Bu Blogda Ara

28 Eylül 2009 Pazartesi

İkinci Cem Vakâsı Papaz Osman...


Topkapı Sarayında Sultan İbrahim döneminde dünyaya gelen bir çocuk nerdeyse ikinci bir Cem vakâsı yaşatacak ve avrupalıları yine iç ilişkileirimize burunlarını sokmalarını sağlıyacaktı.


Sultan İbrahim, abisi IV. Murat bu cihandan dar ü bekaya göç ettikten sonra yaşamış olduğu kafes hayatından çıkartılıp tahta oturtulmuştu. Ama yaşadığı hergün ölüm korkusundan dolayı sinirleri yıpranmış ve nerdeyse bitmiş bir haldeydi. Kendisinden sonra tahta oturacak bir veliaht olmadığından dünyanın heryerinden cariyeler getirtilmiş, macunlar, ilaçlar hazırlanmıştı. En sonunda ileride hasekisi olacak olan Hatice Turhan Sultan'dan IV. Mehmet (avcı) dünyaya gelmişti.


Bu arada harem ağası Sünbül Ağa saraya getirdiği kızlardan Gürcü kızı Zafire bakire olmadığı anlaşılınca Sünbül Ağaya kendisine fenalık yapılmaması için yalvarmış. Ağa da bu kıza acımış, kendi himayesine almış ve sarayın getir götür işlerini uğraşan bir cariye yapmıştır. Birkaç ay sonra da oğlu dünyaya gelmiş ve adına Osman koymuştur.

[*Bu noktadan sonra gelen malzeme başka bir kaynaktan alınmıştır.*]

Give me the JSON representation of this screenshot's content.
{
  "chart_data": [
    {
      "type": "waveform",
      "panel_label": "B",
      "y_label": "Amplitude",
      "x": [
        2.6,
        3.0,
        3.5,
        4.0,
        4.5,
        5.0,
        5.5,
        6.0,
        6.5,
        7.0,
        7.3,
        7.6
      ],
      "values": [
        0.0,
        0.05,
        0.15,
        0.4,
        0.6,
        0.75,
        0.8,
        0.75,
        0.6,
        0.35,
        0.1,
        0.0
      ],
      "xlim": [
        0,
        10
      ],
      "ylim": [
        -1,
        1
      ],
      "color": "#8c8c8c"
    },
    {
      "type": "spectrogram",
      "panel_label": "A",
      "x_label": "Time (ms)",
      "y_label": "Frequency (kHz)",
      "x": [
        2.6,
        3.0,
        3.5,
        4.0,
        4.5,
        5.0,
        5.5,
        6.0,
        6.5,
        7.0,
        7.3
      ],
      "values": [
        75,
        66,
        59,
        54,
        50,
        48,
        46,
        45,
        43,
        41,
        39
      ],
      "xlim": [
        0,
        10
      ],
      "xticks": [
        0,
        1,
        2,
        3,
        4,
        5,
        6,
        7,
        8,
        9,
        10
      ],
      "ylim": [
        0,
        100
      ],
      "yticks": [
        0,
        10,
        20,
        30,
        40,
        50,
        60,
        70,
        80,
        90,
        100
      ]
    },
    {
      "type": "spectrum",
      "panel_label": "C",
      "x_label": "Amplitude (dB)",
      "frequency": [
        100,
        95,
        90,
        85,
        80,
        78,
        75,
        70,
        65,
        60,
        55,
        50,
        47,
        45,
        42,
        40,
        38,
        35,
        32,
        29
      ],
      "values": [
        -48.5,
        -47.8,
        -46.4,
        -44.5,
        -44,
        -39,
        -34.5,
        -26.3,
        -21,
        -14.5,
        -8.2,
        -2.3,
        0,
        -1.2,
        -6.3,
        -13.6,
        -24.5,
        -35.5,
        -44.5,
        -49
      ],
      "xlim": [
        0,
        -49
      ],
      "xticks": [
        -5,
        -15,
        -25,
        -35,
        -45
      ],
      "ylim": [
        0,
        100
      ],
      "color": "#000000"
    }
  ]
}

Fakat Sultan İbrahim bu cariyeylen ilgilenmiş, onunla hoş vakitler geçirmekten geri kalmamıştır. Birgün Hatice Turhan Sultan iftariyelikteki havuzun başında Sultan İbrahim'in sağ göğsünda Zafireyle muhabbet ve cariyenin beş yaşındaki oğlu osmanla eğlenirken görmüş ve hemen hemen aynı yaştakı Şehzadesi Mehmed'i havuzun diğer kenarında taş üstünde tek başına oyalanmasına dayanamamış ve Sultan İbrahim' e gelip "bir cariye sevecekseniz eşiniz olan bendeniz, evlat sevecekseniz şehzadeniz olan Mehmet'i sevin!" demiştir. Sultan İbrahim yine bir sinir krizine kapılıp Şehzade Mehmet'i tutduğu gibi havuzun içine atmıştır. Oradaki hasodalılardan bir genç havuza atlayıp Şehzade Mehmet'i kurtarmıştır. Ama o sırada alnını havuz içindeki fıskiyeye vurduğundan o günün hatırası olarak o yarayı hep taşıyacaktır. O sırada Valde Kösem Sultan tüm olanları görmüş ve kendisini farkeden Sultan ibrahim çıldırmış gibi hareme kaçtıktan sonra Zafire'nin yanına gelen Valde Sultan Zafire'nin saçlarını eline dolayıp hakaret ettikten sonra herşeyden habersiz Sünbül Ağa ile beraber sonbaharda Mısır'a sürgün etmiştir.


Sünbül Ağa çeşitli seçme atlar, cariye ve hazinelerle Mısır'a sürgüne giderken Malta korsanları tarafından Girit açıklarında gemisini ele geçirip Sünbül Ağayı öldürmüşler, hazinesine ve gemisine el koyduktan sonra Osman adındaki bu çocuğun Sultan İbrahim'in çocuğu olduğunu söyleyen Zafire'yide yanlarına alarak Maltaya kaçırmışlardır. Osman Orada hristiyanlaştırılıp adına Dominic de Saint-Thomas adı verilmiştir. Hatta Romada felsefe eğitimi almış, bir Fransa seyahatinde Fransa XIV. louis tarafından "Osmanlı Prensi" diye karşılanmıştır. Yıllar geçip büyüdünde IV. Mehmet döneminde Köprülüzade Fazıl Ahmet Paşa'ya kendisine yardım etmesi durumunda altınlara boğacağını belirten gülünç mektuplar yazarak kendi tarafına çekmeye çalışmıştır. Bunun cevabı kendisine Türk Topçularının ateşi olmuştur. Kendisi birkaç yıl sonra Maltada 34 yaşında ölmüştür.